The Bible includes hundreds of rules for women, both explicit and implied, Old Testament and New. Women should dress modestly (1 Peter), submit to their husbands (Ephesians), and remove themselves from their communities while menstruating (Leviticus). The project is often funny—growing her hair out all year, as suggested in 1 Corinthians, has clearly been driving Evans crazy—but it has a point: All Christians pick and choose the parts of the Bible that suit them. The believers who emphasize the verse in which Paul says, "Women should remain silent in the churches," tend to dismiss the verse just a few chapters away in which he writes that "every woman who prays or prophesies with her head uncovered dishonors her head" as culturally specific. As Evans points out, it's "Biblical" for a man to take multiple wives, or for a father to sell his daughter to pay off debts.I highlighted that part towards the end because I never knew why women wore veils to church. And here I'm referring to the older generations. You'd be hard pressed to find any young women wearing veils to Sunday service.
Please excuse the picture I've included. It looks a little creepy but it's the only one I could find on such short notice.

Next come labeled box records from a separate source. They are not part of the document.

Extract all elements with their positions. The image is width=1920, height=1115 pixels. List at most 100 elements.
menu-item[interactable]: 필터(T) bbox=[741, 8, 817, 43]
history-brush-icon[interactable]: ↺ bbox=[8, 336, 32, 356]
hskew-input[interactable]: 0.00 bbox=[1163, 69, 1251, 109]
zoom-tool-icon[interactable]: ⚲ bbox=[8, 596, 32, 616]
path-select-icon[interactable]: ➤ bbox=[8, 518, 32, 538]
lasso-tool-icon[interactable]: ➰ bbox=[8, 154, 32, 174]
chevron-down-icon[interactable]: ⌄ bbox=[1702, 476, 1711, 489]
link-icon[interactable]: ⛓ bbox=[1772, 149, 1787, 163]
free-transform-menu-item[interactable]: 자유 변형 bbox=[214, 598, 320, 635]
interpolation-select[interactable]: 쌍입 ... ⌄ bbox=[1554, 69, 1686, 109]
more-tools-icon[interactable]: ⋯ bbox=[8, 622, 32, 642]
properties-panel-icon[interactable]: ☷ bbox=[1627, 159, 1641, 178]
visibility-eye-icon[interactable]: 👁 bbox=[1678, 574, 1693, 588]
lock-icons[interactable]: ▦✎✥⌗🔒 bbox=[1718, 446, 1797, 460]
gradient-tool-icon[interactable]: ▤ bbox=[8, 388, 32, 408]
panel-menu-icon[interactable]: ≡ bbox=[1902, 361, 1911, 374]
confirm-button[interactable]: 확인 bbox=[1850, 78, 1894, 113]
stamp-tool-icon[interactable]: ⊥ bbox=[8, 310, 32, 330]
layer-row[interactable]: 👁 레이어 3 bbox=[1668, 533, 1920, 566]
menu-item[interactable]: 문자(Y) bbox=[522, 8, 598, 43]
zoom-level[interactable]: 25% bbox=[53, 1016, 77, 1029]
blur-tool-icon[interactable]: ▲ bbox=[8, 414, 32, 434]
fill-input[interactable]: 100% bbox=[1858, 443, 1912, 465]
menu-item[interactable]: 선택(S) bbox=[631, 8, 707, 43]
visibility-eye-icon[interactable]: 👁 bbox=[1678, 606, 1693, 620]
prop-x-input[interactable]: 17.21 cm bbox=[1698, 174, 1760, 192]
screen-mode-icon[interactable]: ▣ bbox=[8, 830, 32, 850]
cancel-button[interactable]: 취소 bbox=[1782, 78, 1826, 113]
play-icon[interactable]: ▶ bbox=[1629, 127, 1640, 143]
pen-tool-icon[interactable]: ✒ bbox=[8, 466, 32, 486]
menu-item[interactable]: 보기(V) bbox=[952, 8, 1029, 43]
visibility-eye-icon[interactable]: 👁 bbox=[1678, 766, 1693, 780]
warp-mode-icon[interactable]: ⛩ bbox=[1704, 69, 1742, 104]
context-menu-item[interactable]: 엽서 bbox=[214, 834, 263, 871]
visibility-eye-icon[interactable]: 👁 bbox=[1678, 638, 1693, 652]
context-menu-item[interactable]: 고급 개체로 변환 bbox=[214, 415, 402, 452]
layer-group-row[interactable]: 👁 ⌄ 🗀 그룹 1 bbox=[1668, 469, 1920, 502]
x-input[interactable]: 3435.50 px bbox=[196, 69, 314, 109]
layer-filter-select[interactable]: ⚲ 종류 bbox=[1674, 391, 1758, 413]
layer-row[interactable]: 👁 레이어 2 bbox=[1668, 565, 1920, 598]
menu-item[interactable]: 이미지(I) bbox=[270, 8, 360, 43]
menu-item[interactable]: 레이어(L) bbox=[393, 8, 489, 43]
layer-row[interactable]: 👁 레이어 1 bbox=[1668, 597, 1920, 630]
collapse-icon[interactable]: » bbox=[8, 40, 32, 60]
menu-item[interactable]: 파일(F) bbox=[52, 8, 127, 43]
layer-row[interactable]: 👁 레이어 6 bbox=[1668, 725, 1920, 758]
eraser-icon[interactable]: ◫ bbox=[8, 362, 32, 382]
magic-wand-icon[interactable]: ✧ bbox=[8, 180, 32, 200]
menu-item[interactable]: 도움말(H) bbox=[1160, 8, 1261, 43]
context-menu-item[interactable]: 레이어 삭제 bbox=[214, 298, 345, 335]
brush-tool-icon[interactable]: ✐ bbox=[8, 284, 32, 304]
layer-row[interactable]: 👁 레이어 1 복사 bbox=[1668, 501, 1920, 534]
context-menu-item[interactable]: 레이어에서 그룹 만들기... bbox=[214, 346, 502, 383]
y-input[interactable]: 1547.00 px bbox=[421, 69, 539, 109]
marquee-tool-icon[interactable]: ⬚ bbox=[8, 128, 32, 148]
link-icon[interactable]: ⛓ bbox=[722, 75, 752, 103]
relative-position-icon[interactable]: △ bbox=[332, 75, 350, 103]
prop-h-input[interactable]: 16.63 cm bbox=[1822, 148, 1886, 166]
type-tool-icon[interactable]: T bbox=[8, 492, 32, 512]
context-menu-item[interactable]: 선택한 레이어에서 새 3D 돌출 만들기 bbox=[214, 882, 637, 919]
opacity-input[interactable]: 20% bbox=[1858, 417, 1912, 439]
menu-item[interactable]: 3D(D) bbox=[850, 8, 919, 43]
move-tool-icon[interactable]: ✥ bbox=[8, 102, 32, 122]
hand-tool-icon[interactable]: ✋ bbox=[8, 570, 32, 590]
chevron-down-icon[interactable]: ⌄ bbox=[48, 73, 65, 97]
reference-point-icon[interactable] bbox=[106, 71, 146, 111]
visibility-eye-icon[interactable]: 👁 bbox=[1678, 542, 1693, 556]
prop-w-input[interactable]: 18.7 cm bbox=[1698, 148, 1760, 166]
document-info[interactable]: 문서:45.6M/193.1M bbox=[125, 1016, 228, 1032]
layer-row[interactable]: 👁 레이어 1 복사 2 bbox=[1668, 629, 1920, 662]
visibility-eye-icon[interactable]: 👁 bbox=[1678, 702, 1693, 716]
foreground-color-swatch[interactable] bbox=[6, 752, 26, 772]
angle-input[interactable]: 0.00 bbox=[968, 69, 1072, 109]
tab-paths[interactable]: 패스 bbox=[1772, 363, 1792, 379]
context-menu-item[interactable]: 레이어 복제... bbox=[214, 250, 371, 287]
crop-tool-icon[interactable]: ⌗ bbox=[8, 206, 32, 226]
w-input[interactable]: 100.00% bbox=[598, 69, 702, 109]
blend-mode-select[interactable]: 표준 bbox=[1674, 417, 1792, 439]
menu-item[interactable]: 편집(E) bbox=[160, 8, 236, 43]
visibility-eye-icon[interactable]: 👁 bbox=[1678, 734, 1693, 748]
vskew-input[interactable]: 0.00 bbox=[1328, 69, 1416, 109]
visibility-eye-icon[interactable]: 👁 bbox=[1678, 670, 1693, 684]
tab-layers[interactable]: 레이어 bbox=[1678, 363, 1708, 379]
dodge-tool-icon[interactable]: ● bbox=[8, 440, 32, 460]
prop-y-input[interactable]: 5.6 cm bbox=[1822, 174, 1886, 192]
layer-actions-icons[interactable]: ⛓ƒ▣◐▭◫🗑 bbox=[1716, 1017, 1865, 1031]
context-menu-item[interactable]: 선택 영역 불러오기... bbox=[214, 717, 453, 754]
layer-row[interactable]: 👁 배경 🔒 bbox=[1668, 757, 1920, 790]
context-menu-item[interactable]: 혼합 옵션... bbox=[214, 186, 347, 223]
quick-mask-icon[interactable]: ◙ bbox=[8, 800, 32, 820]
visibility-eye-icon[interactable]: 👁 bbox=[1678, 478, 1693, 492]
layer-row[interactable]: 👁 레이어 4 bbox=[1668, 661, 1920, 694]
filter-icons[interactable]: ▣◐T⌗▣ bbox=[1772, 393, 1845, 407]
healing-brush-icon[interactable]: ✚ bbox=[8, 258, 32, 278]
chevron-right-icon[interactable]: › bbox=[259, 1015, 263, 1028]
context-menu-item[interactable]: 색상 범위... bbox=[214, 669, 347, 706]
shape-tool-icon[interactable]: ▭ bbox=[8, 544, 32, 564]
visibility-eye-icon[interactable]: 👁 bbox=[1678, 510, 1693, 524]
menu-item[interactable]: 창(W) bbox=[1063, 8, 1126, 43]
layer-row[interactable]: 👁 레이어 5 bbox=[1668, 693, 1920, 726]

One explanation for the use of a veil is that the head of a woman is man, and by using a veil, the woman expressed that she was "under the authority of her husband." I don't know how that makes sense since in rock-paper-scissors it would mean the total opposite. But I digress.
Over time, a woman's hair has come to take the place of the veil. As long as women have hair to cover their head, it's seen as a sign of respect towards the church. There must've been a lot of bald women back in the day for this to be handed down to the masses.
A wedding veil was used for different reasons, none of which apply to today's culture.